Boarding, Your Crew, and Other Thoughts on the Matter
Boarding ships is a thing in this game, and without proper planning, chances are that you're going to lose your ship unless you plan ahead to deal with boarders.
What is the goal of a boarding team? Their primary goal is to reach the bridge and take it out, if they successfully manage to do that, they will offically capture the ship (note that this does not apply to mech spiders, or any monsters, who just want to kill the crew).
Unfortunately, there is no hard counter against being boarded, but there are plenty of soft counters you can add onto your ship to make boarding a nightmare.
- Guards are almost overpowered, a single guard barrack can usually withstand an assault from most types of humanoid boarder.
- Speed counters most boarders, except Air Dragoons (though that depends on the command cooldown). If you dodge your ship out of the way of boarders, they can, and often will plumet to the ground after missing their jump. This does require a bit of micro however.
- Small arms are very potent counters to boarders, most weapons can directly target troops approaching the ship, as well as any additional small aircraft being deployed. Rifles, gatling guns, flamers, and even grapeshot guns are good counters to boarding.
- Excess crew can defend the ship.
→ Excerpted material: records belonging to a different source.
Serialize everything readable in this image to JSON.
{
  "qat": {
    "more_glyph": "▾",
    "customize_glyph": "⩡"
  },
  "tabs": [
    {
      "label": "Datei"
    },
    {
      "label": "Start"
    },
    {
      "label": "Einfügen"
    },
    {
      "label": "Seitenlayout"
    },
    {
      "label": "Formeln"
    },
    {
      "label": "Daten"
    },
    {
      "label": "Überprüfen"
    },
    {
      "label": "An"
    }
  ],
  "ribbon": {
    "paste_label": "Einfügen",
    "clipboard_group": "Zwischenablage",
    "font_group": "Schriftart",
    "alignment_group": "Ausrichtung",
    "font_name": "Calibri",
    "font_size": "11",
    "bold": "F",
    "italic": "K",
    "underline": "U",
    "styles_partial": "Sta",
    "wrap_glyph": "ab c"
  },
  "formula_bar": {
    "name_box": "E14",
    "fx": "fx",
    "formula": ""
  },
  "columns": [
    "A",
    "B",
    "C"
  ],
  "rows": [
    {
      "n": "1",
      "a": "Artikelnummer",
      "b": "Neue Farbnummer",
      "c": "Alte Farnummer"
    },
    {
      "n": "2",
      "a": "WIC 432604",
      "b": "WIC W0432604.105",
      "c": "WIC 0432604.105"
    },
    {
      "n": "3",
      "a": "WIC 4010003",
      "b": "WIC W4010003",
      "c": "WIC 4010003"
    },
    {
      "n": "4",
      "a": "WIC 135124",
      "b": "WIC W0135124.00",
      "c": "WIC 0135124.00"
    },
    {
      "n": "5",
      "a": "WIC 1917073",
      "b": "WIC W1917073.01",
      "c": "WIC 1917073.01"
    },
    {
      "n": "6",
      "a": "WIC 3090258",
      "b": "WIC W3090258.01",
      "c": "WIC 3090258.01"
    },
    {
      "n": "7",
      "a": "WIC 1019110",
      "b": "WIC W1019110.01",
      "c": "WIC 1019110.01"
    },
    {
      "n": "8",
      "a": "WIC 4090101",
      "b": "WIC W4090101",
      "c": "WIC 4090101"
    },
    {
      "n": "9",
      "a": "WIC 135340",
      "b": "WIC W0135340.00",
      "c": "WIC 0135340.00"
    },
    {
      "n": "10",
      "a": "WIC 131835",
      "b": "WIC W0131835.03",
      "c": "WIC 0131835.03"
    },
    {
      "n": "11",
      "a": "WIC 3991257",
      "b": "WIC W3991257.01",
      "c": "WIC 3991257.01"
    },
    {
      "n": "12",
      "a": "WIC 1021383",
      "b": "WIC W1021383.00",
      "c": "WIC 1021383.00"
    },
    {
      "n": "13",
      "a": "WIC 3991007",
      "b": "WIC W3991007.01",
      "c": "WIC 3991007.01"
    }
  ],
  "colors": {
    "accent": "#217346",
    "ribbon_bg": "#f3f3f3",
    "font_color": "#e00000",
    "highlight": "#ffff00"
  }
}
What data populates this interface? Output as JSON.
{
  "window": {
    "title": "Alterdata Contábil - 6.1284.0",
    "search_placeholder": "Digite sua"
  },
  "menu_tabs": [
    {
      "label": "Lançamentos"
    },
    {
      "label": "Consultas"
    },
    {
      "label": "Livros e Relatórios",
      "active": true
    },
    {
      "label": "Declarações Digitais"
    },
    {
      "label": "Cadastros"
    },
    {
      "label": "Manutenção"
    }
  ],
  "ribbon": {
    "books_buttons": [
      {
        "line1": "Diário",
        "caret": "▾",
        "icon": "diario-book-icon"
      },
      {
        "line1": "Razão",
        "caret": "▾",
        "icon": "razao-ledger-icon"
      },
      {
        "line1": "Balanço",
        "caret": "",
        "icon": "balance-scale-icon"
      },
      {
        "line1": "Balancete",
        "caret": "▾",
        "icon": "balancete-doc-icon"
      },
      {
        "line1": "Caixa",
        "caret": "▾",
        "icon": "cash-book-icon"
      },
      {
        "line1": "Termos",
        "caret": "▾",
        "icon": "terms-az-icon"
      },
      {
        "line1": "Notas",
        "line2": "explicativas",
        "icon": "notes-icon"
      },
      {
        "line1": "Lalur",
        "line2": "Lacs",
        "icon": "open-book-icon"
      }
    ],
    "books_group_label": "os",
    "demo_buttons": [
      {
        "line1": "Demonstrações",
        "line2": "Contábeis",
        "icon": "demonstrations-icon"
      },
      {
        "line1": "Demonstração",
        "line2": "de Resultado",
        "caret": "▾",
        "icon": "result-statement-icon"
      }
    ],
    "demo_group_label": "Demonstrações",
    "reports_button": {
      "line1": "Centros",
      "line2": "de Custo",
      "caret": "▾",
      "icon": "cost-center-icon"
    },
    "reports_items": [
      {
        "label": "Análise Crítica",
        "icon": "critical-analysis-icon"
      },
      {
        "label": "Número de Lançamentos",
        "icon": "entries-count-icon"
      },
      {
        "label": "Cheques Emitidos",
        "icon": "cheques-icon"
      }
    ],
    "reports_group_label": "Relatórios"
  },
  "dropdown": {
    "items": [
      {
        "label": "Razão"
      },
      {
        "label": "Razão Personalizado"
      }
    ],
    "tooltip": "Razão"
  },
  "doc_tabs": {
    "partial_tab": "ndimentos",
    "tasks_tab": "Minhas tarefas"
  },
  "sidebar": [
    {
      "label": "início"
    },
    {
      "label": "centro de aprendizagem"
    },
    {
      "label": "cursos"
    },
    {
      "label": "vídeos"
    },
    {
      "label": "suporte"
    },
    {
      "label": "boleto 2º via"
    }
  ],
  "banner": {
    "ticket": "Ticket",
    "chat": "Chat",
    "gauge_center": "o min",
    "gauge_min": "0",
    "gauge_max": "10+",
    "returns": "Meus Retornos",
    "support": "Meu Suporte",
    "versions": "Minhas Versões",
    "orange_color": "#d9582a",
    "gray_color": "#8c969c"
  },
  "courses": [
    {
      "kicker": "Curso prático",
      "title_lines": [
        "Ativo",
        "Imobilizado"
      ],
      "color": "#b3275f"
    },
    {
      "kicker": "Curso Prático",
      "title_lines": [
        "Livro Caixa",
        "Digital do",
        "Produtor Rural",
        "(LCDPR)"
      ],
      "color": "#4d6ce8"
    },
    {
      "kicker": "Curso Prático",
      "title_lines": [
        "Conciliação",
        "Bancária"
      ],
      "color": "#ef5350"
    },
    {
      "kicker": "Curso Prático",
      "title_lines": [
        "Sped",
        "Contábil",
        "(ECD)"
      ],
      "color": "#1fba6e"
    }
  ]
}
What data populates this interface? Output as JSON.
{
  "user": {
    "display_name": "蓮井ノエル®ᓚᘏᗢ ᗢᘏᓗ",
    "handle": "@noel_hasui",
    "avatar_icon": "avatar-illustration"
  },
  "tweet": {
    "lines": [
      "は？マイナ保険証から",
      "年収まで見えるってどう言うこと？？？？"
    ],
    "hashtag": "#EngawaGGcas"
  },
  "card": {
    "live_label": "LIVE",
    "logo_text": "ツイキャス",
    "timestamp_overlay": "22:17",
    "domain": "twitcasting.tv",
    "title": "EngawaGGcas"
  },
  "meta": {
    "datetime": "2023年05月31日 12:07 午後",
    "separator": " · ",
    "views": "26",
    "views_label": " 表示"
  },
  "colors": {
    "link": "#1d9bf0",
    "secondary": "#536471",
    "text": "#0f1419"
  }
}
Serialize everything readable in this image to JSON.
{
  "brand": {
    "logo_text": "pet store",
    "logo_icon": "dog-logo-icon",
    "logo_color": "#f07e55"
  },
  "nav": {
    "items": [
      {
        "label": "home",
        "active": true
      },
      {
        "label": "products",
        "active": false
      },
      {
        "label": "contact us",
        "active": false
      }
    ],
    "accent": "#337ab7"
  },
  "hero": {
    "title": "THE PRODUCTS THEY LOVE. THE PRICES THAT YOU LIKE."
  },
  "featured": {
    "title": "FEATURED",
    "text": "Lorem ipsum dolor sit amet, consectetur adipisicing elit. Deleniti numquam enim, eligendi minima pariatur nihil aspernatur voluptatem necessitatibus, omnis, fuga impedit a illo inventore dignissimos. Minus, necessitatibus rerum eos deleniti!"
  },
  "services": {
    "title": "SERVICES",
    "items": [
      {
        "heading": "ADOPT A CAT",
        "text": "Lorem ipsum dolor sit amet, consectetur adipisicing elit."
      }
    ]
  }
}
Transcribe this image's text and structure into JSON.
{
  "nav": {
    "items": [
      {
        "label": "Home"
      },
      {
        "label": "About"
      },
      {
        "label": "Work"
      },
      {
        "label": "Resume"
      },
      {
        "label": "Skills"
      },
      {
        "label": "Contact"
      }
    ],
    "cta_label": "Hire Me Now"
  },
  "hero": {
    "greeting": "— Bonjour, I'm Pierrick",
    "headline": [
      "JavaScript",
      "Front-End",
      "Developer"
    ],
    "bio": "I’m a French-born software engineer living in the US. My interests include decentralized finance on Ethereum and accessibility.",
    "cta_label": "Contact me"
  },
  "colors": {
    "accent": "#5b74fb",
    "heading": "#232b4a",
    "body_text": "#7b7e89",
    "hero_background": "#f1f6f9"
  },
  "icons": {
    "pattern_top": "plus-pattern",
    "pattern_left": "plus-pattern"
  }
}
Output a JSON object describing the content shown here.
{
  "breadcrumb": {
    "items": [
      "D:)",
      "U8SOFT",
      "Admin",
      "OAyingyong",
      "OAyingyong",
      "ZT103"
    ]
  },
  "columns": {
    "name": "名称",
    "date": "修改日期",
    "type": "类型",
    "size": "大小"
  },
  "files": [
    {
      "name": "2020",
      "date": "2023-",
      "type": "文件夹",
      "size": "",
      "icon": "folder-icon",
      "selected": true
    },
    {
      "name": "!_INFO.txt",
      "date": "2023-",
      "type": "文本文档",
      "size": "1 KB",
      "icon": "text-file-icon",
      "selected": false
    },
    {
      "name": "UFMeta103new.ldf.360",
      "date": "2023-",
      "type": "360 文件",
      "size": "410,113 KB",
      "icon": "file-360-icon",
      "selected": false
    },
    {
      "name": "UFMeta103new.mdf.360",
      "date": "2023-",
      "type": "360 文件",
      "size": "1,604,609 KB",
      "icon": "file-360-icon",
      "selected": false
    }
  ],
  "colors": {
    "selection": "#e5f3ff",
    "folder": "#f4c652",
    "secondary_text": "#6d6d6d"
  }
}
Sailors aren't very good at defending a ship as they only have pistols instead of rifles, and presumably less training, but they can defend a ship on their own in a pinch if they aren't already busy with another task.
- The sickbay works for your etire crew, sailors and guards. If you lose a guard, chances are that you might be able to get them back if they can get to the sickbay.
- Buildings are crewed by soilders, not sailors, as a result they are slightly more resistant to being boarded than ships.
- Place supply doors in akward positions for your crew and any possible boarders. Ideally, if you have guards, you want to force the enemy to run into them. If not, you want them kept as far as possible away from the bridge to buy as much time as possible for the crew to possibly defend the ship.
Boarding the Enemy
- There is a small variety of boarding troops, each of which best on certian ship designs.
- Marines need to actually directly jump aboard a targeted ship to get on board it. They are also extremely susceptable to dying due to missing their jump against a moving vessel. You do get 8 per barrack however, and they are decent boarders and ship defenders.
- Grenadiers are fewer per barrack, but it appears they are a bit more effective at taking out defenders than marines. They also have the benefit of having grapples, so they usually won't die if they miss their jump. They can, and often will try to swing ship to ship to reach their target.
- Air Dragoons are somewhat special, as they can be deployed anywhere and board almost anything since they use jetpacks. They are about as effective as the grenadiers, but they are also extremely squishy outside of an airship as they are extremely slow. They are great counters to bombers not mounting rifles or other forms of small arms.
- Mech spiders are mean. Their sole purpose to board the target ship and shred any crew within them. You can't capture with them, but they are extremely tanky boarders, and they have the same, if not more mobility with grapples as dragoons.